Members of the FCC’s internal merger review team, formed by Chairman Tom Wheeler, told agency staff in a Wednesday briefing that the team was intending to send the deal to a hearing, said a person familiar with that session. The speakers, including FCC General Counsel Jonathan Sallet, said they still needed to draft the order for a hearing, and they didn’t offer a time frame, said the person who requested anonymity because the briefing wasn’t public.
The FCC can recommend a hearing if its five presidentially appointed commissioners can’t decide a deal advances the public interest. An FCC administrative law judge weighs the deal, and produces an initial decision that goes to the commissioners for a vote. Companies can appeal the final FCC decision to federal court.
The Justice Department, for its part, challenged 15 deals in the year ending Sept. 30, 2013, most of which settled or were abandoned, according to Bloomberg Intelligence. While seven resulted in complaints filed in federal court, only two were fully litigated. The department prevailed in both.
The Justice Department prefers remedies in which businesses and assets are sold to preserve competition, said Jennifer Rie, a litigation analyst for Bloomberg Intelligence in New York. Conditions which impose behavioral requirements on companies are difficult to police and are disfavored, Rie said.
Complaints that Comcast didn’t live up to promises made when it acquired NBCUniversal in 2011 may make regulators reluctant to agree to additional behavioral fixes, according to Rie.
“DOJ may be thinking, why is it going to work this time if it didn’t work the first time,” she said. “People are saying Comcast can’t be trusted.”
A combination with No. 2 Time Warner Cable would leave Comcast with about 29 million residential video customers, about 29 percent of the home pay-TV market, following divestitures unveiled after the merger was announced last year. Comcast would also have most of U.S. Internet subscribers with fixed broadband capable of the 25 megabits-per-second speed standard that the FCC adopted in January.
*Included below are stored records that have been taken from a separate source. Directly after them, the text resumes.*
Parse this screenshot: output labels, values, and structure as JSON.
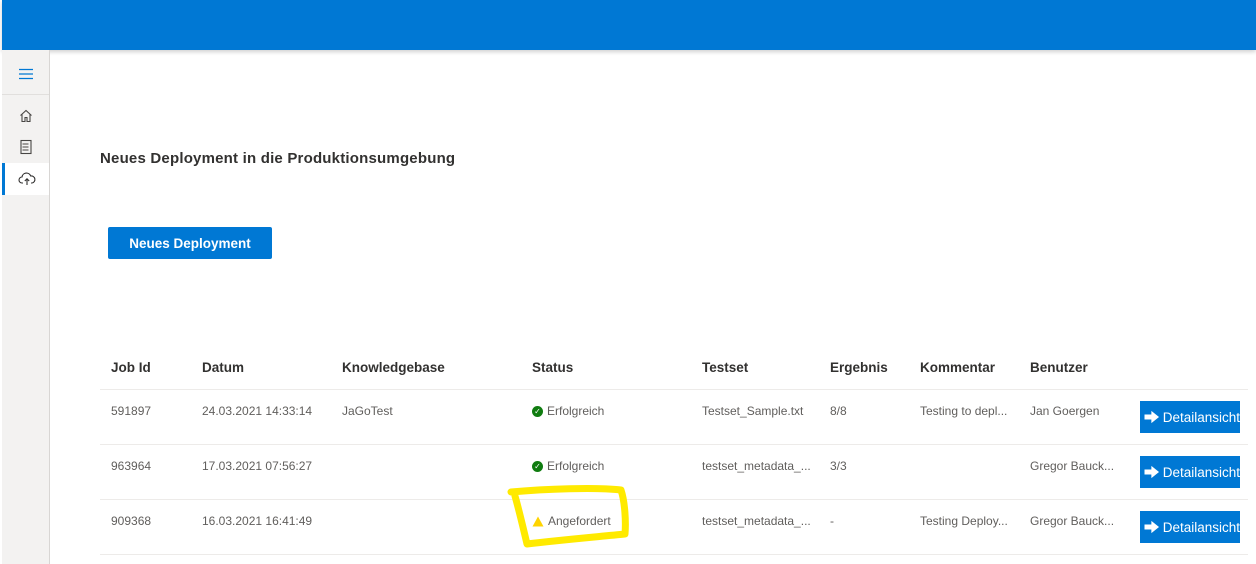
{
  "sidebar": {
    "items": [
      {
        "icon": "hamburger-icon"
      },
      {
        "icon": "home-icon"
      },
      {
        "icon": "report-icon"
      },
      {
        "icon": "cloud-upload-icon",
        "active": true
      }
    ]
  },
  "page": {
    "title": "Neues Deployment in die Produktionsumgebung",
    "new_button_label": "Neues Deployment"
  },
  "table": {
    "headers": [
      "Job Id",
      "Datum",
      "Knowledgebase",
      "Status",
      "Testset",
      "Ergebnis",
      "Kommentar",
      "Benutzer"
    ],
    "rows": [
      {
        "job_id": "591897",
        "datum": "24.03.2021 14:33:14",
        "knowledgebase": "JaGoTest",
        "status": "Erfolgreich",
        "status_type": "success",
        "testset": "Testset_Sample.txt",
        "ergebnis": "8/8",
        "kommentar": "Testing to depl...",
        "benutzer": "Jan Goergen",
        "action": "Detailansicht"
      },
      {
        "job_id": "963964",
        "datum": "17.03.2021 07:56:27",
        "knowledgebase": "",
        "status": "Erfolgreich",
        "status_type": "success",
        "testset": "testset_metadata_...",
        "ergebnis": "3/3",
        "kommentar": "",
        "benutzer": "Gregor Bauck...",
        "action": "Detailansicht"
      },
      {
        "job_id": "909368",
        "datum": "16.03.2021 16:41:49",
        "knowledgebase": "",
        "status": "Angefordert",
        "status_type": "warning",
        "testset": "testset_metadata_...",
        "ergebnis": "-",
        "kommentar": "Testing Deploy...",
        "benutzer": "Gregor Bauck...",
        "action": "Detailansicht"
      }
    ]
  },
  "colors": {
    "primary": "#0078d4",
    "success": "#107c10",
    "warning": "#ffd400",
    "highlight": "#ffea00"
  }
}
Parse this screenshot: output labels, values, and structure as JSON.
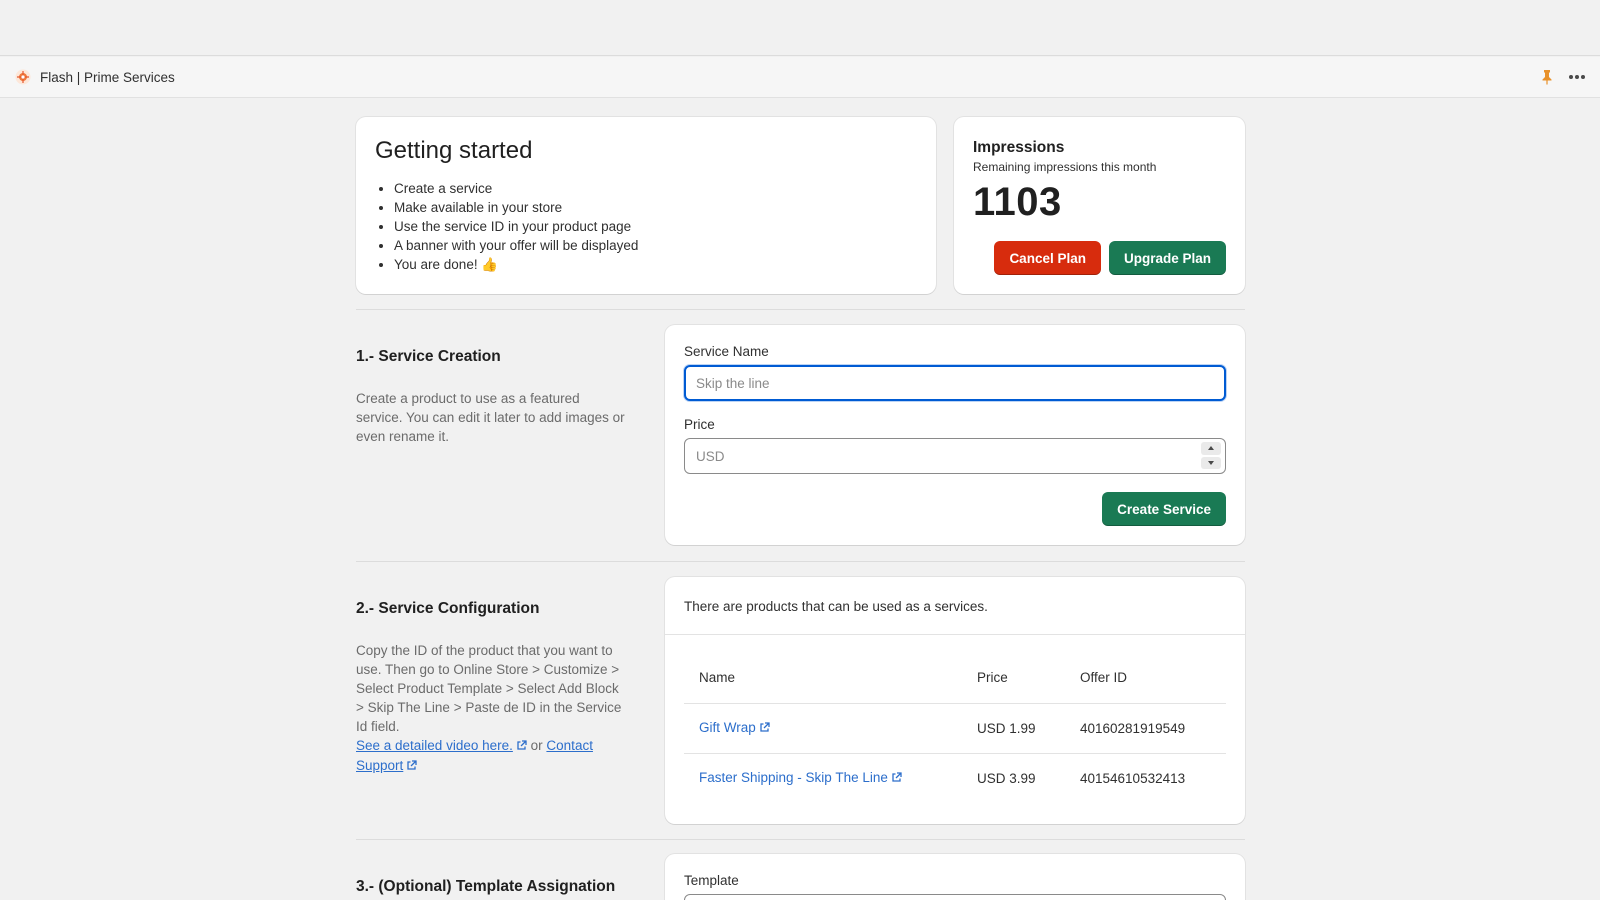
{
  "app": {
    "title": "Flash | Prime Services",
    "logo_icon": "flash-logo-icon",
    "pin_icon": "pin-icon",
    "more_icon": "more-horizontal-icon"
  },
  "getting_started": {
    "title": "Getting started",
    "steps": [
      "Create a service",
      "Make available in your store",
      "Use the service ID in your product page",
      "A banner with your offer will be displayed",
      "You are done! 👍"
    ]
  },
  "impressions": {
    "title": "Impressions",
    "subtitle": "Remaining impressions this month",
    "value": "1103",
    "cancel_label": "Cancel Plan",
    "upgrade_label": "Upgrade Plan"
  },
  "section1": {
    "title": "1.- Service Creation",
    "description": "Create a product to use as a featured service. You can edit it later to add images or even rename it.",
    "service_name_label": "Service Name",
    "service_name_placeholder": "Skip the line",
    "service_name_value": "",
    "price_label": "Price",
    "price_placeholder": "USD",
    "price_value": "",
    "create_label": "Create Service"
  },
  "section2": {
    "title": "2.- Service Configuration",
    "description": "Copy the ID of the product that you want to use. Then go to Online Store > Customize > Select Product Template > Select Add Block > Skip The Line > Paste de ID in the Service Id field.",
    "video_link": "See a detailed video here.",
    "or_text": "or",
    "contact_link_1": "Contact",
    "contact_link_2": "Support",
    "card_text": "There are products that can be used as a services.",
    "columns": [
      "Name",
      "Price",
      "Offer ID"
    ],
    "rows": [
      {
        "name": "Gift Wrap",
        "price": "USD 1.99",
        "offer_id": "40160281919549"
      },
      {
        "name": "Faster Shipping - Skip The Line",
        "price": "USD 3.99",
        "offer_id": "40154610532413"
      }
    ]
  },
  "section3": {
    "title": "3.- (Optional) Template Assignation",
    "template_label": "Template"
  },
  "colors": {
    "accent_green": "#1a7a54",
    "danger_red": "#d72c0d",
    "link_blue": "#2c6ecb",
    "focus_blue": "#005bd3"
  }
}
Regulators’ concerns about online video won’t go away if Comcast gives up more subscribers, according to some of the analysts. If regulators decide Comcast could use its expanded broadband footprint to impede competitors, it wouldn’t matter whether Comcast has 30 million subscribers or 24 million, they said.
“The challenge is when you put these two companies together what the government is looking at is that broadband share,” Rich Greenfield, an analyst at BTIG in New York, said in an interview with Bloomberg TV. “The reality is there is no competition. For the vast majority of consumers, there is no choice for broadband.”
A blocked Comcast deal would echo throughout the cable business. Charter Communications Inc., the No. 4 in the industry, has already agreed to take control of 3.9 million Comcast cable-TV customers to ease approval for the Comcast-Time Warner Cable merger. That deal, however, is contingent on the Comcast-Time Warner Cable deal going through.
Billionaire John Malone, the cable-industry pioneer and largest investor in Charter, has said he would try again to buy Time Warner Cable if the deal with Comcast failed. Meanwhile, Charter’s recent purchase of Bright House Networks, the sixth-largest U.S. cable company, would be in jeopardy if Comcast’s merger with Time Warner Cable is blocked.